Work and school life don’t present a lot of opportunities to explore new literature. But in order to achieve imaginative growth and find new perspectives, we need to read more than instructional documents and textbooks. How though? How can we incorporate stories into our lives after an exhausting day of reading boring material?

Reading while commuting is a fantastic way to make use of potentially wasted time. Carry a book with you wherever you go. That’s an order. Sure it might take up space in your backpack, but when the opportunity arises, you’ll be glad you have it. And if you invest in an e-reader you can have a thousand books with you without breaking your shoulders.

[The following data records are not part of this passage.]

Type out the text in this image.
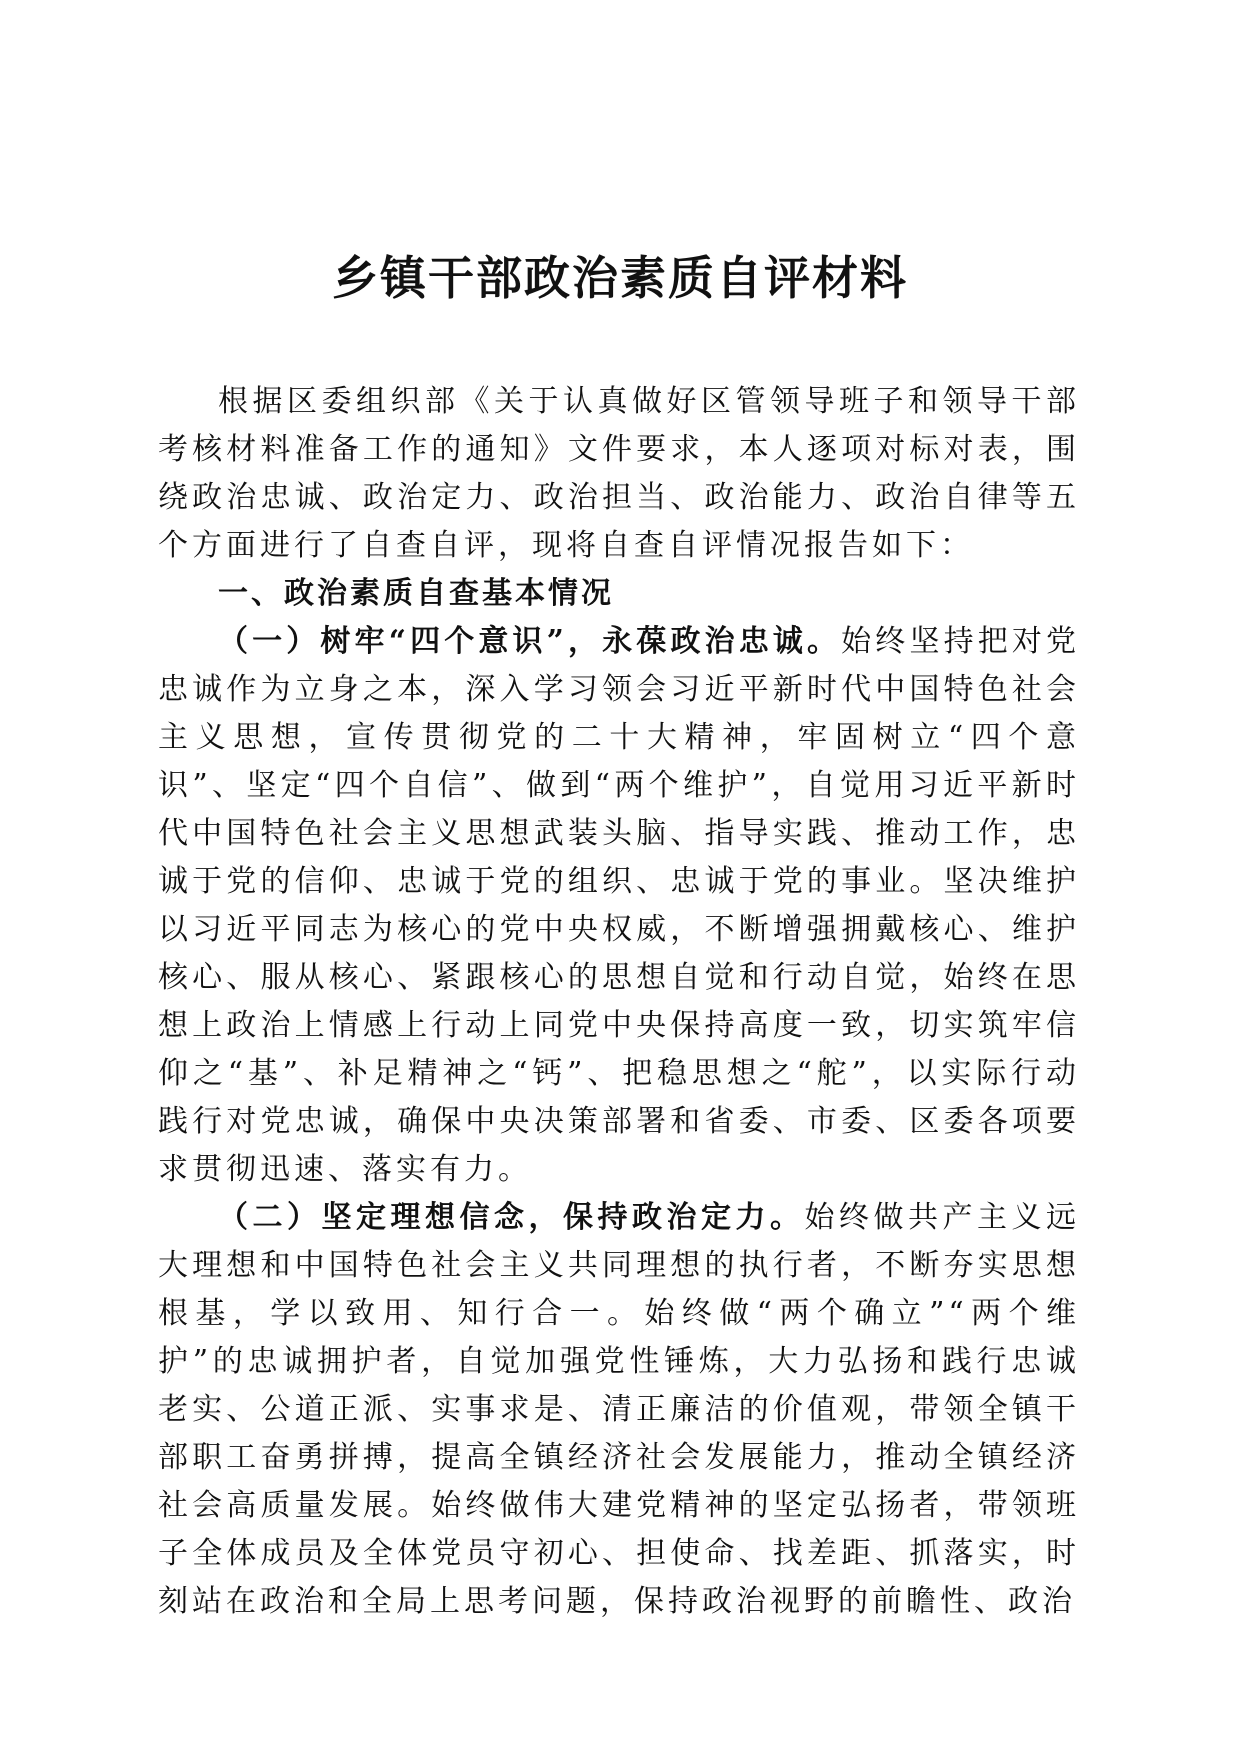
乡镇干部政治素质自评材料

根据区委组织部《关于认真做好区管领导班子和领导干部考核材料准备工作的通知》文件要求，本人逐项对标对表，围绕政治忠诚、政治定力、政治担当、政治能力、政治自律等五个方面进行了自查自评，现将自查自评情况报告如下：

一、政治素质自查基本情况

（一）树牢“四个意识”，永葆政治忠诚。始终坚持把对党忠诚作为立身之本，深入学习领会习近平新时代中国特色社会主义思想，宣传贯彻党的二十大精神，牢固树立“四个意识”、坚定“四个自信”、做到“两个维护”，自觉用习近平新时代中国特色社会主义思想武装头脑、指导实践、推动工作，忠诚于党的信仰、忠诚于党的组织、忠诚于党的事业。坚决维护以习近平同志为核心的党中央权威，不断增强拥戴核心、维护核心、服从核心、紧跟核心的思想自觉和行动自觉，始终在思想上政治上情感上行动上同党中央保持高度一致，切实筑牢信仰之“基”、补足精神之“钙”、把稳思想之“舵”，以实际行动践行对党忠诚，确保中央决策部署和省委、市委、区委各项要求贯彻迅速、落实有力。

（二）坚定理想信念，保持政治定力。始终做共产主义远大理想和中国特色社会主义共同理想的执行者，不断夯实思想根基，学以致用、知行合一。始终做“两个确立”“两个维护”的忠诚拥护者，自觉加强党性锤炼，大力弘扬和践行忠诚老实、公道正派、实事求是、清正廉洁的价值观，带领全镇干部职工奋勇拼搏，提高全镇经济社会发展能力，推动全镇经济社会高质量发展。始终做伟大建党精神的坚定弘扬者，带领班子全体成员及全体党员守初心、担使命、找差距、抓落实，时刻站在政治和全局上思考问题，保持政治视野的前瞻性、政治
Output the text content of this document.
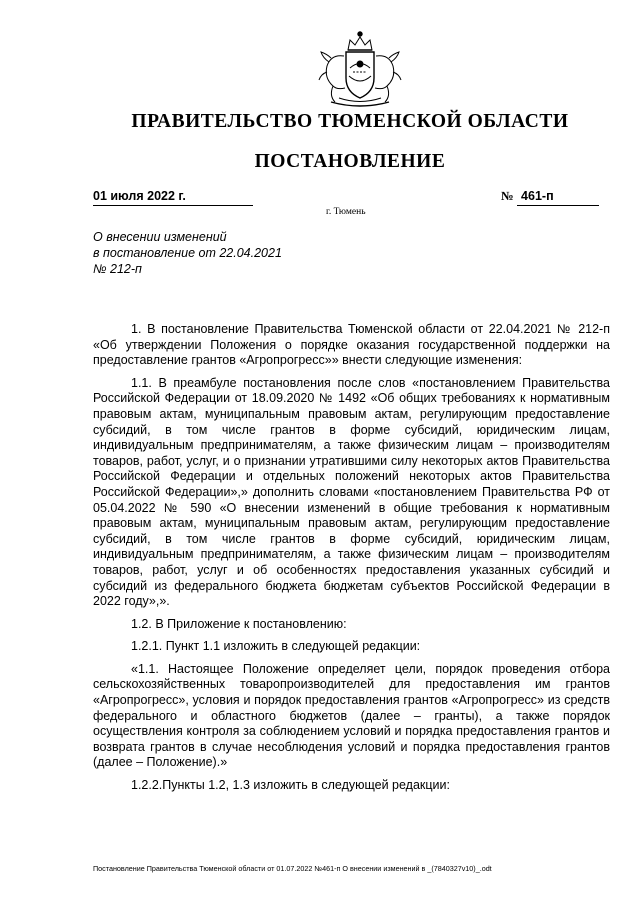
ПРАВИТЕЛЬСТВО ТЮМЕНСКОЙ ОБЛАСТИ
ПОСТАНОВЛЕНИЕ
01 июля 2022 г.	№ 461-п
г. Тюмень
О внесении изменений
в постановление от 22.04.2021
№ 212-п

1. В постановление Правительства Тюменской области от 22.04.2021 № 212-п «Об утверждении Положения о порядке оказания государственной поддержки на предоставление грантов «Агропрогресс»» внести следующие изменения:

1.1. В преамбуле постановления после слов «постановлением Правительства Российской Федерации от 18.09.2020 № 1492 «Об общих требованиях к нормативным правовым актам, муниципальным правовым актам, регулирующим предоставление субсидий, в том числе грантов в форме субсидий, юридическим лицам, индивидуальным предпринимателям, а также физическим лицам – производителям товаров, работ, услуг, и о признании утратившими силу некоторых актов Правительства Российской Федерации и отдельных положений некоторых актов Правительства Российской Федерации»,» дополнить словами «постановлением Правительства РФ от 05.04.2022 № 590 «О внесении изменений в общие требования к нормативным правовым актам, муниципальным правовым актам, регулирующим предоставление субсидий, в том числе грантов в форме субсидий, юридическим лицам, индивидуальным предпринимателям, а также физическим лицам – производителям товаров, работ, услуг и об особенностях предоставления указанных субсидий и субсидий из федерального бюджета бюджетам субъектов Российской Федерации в 2022 году»,».

1.2. В Приложение к постановлению:

1.2.1. Пункт 1.1 изложить в следующей редакции:

«1.1. Настоящее Положение определяет цели, порядок проведения отбора сельскохозяйственных товаропроизводителей для предоставления им грантов «Агропрогресс», условия и порядок предоставления грантов «Агропрогресс» из средств федерального и областного бюджетов (далее – гранты), а также порядок осуществления контроля за соблюдением условий и порядка предоставления грантов и возврата грантов в случае несоблюдения условий и порядка предоставления грантов (далее – Положение).»

1.2.2.Пункты 1.2, 1.3 изложить в следующей редакции:

Постановление Правительства Тюменской области от 01.07.2022 №461-п О внесении изменений в _(7840327v10)_.odt
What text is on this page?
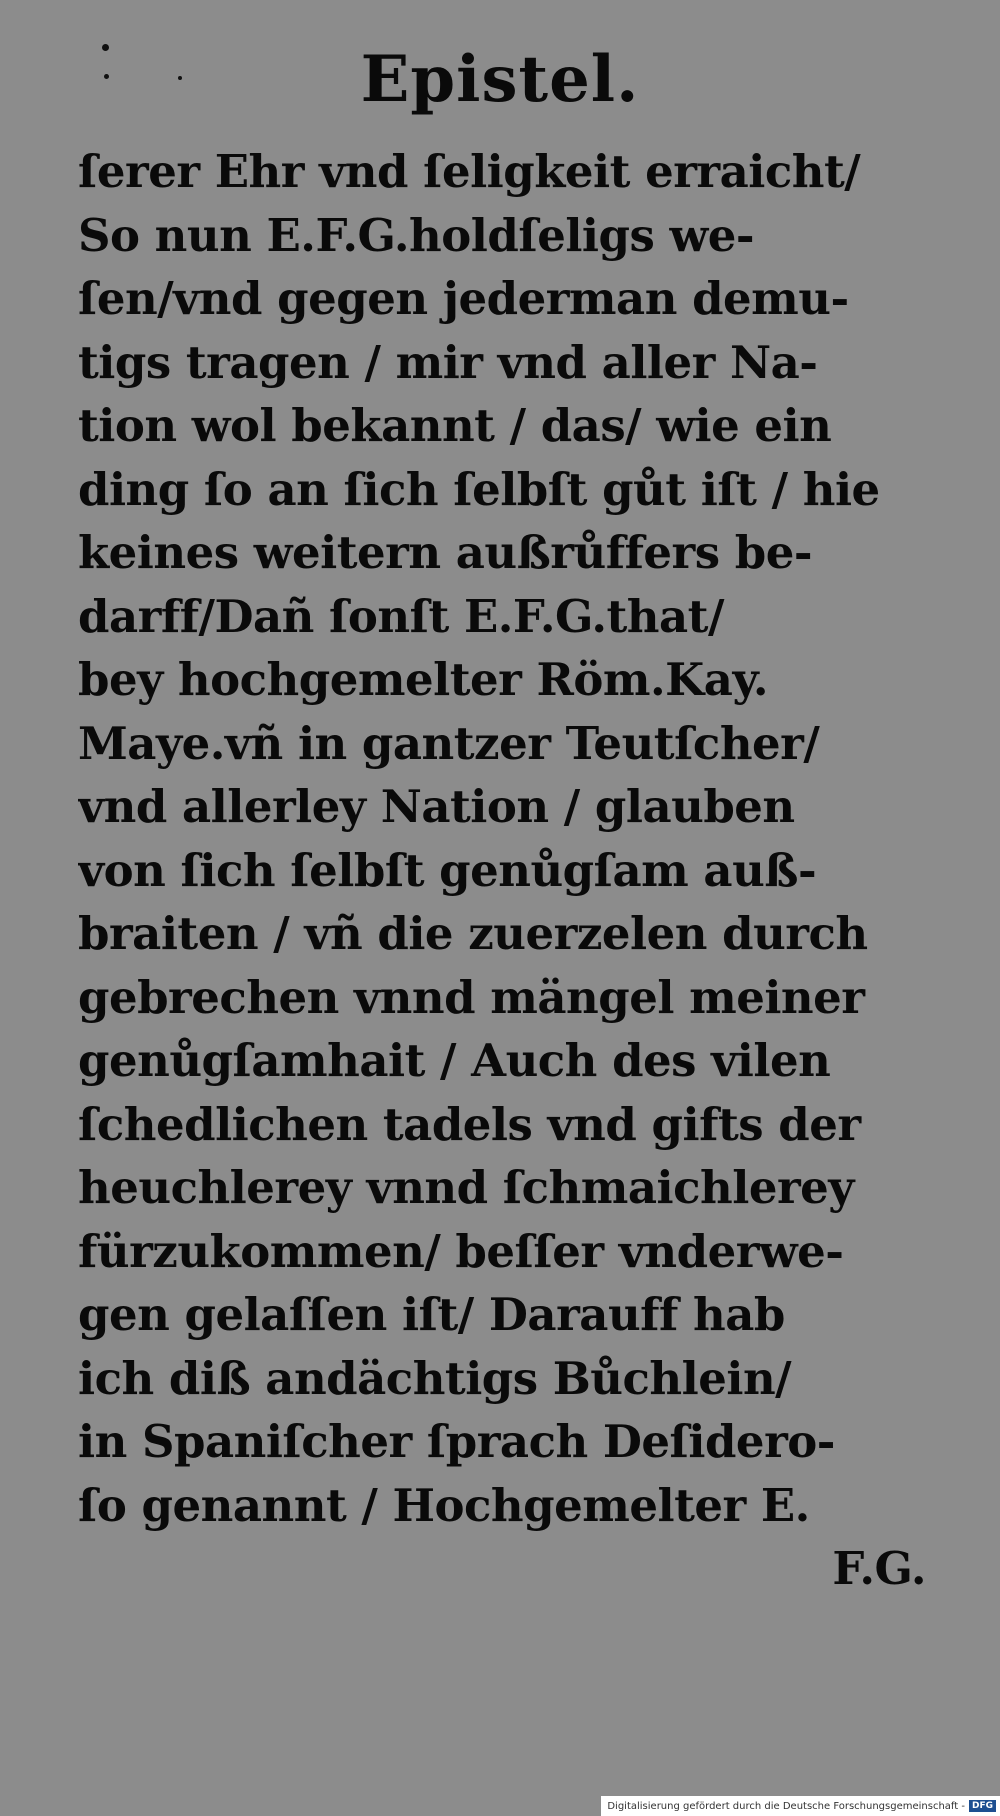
Epistel.
ſerer Ehr vnd ſeligkeit erraicht/
So nun E.F.G.holdſeligs we-
ſen/vnd gegen jederman demu-
tigs tragen / mir vnd aller Na-
tion wol bekannt / das/ wie ein
ding ſo an ſich ſelbſt gůt iſt / hie
keines weitern außrůffers be-
darff/Dañ ſonſt E.F.G.that/
bey hochgemelter Röm.Kay.
Maye.vñ in gantzer Teutſcher/
vnd allerley Nation / glauben
von ſich ſelbſt genůgſam auß-
braiten / vñ die zuerzelen durch
gebrechen vnnd mängel meiner
genůgſamhait / Auch des vilen
ſchedlichen tadels vnd gifts der
heuchlerey vnnd ſchmaichlerey
fürzukommen/ beſſer vnderwe-
gen gelaſſen iſt/ Darauff hab
ich diß andächtigs Bůchlein/
in Spaniſcher ſprach Deſidero-
ſo genannt / Hochgemelter E.
F.G.
Digitalisierung gefördert durch die Deutsche Forschungsgemeinschaft - DFG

When Kindle and other e-readers first appeared on the market I was a bit skeptical because I loved the feel of pages between my fingers. However, I’ve learned to appreciate having a library in the palm of my hands.

I’m an advocate of reading more than one book at a time. Many people aren’t, but to them I say, life is too short, I’m going to be a polygamous reader. If you can enjoy two or more television series, you can read two or more books. I don’t follow any rules; I read what I want for however long I want. The key is to always have at least one book you are passionate about. If not, keep searching.

Having different books on the go allows you to read different genres, formats, and authors at the same time. Our attention span has shrunk because of mass media, but that doesn’t mean we can’t counter it. It’s an all-you-can-eat buffet; don’t fill up on the salad.

Audio books have also found a place into my life. Sometimes music exhausts me and all I want is something to keep my mind off the monotony. While driving my car or going for a run, audio books are a fantastic companion. Hours fly by even if I’m cleaning the house or preparing food, having an audio book playing in the background makes me feel twice as productive, which is an awesome feeling.

Make a timeline for the books you read. Create goals and set milestones. Track the novels you’ve finished and even keep a record of the ones you’ve abandoned. Make a game out of it. Forty per cent of Americans admitted to not having read a book last year. Perhaps they didn’t have the time or perhaps they didn’t feel like there was a reason. But it’s about personal growth. Like fitness, books train your brain and give you strength where dumbbells and squats don’t.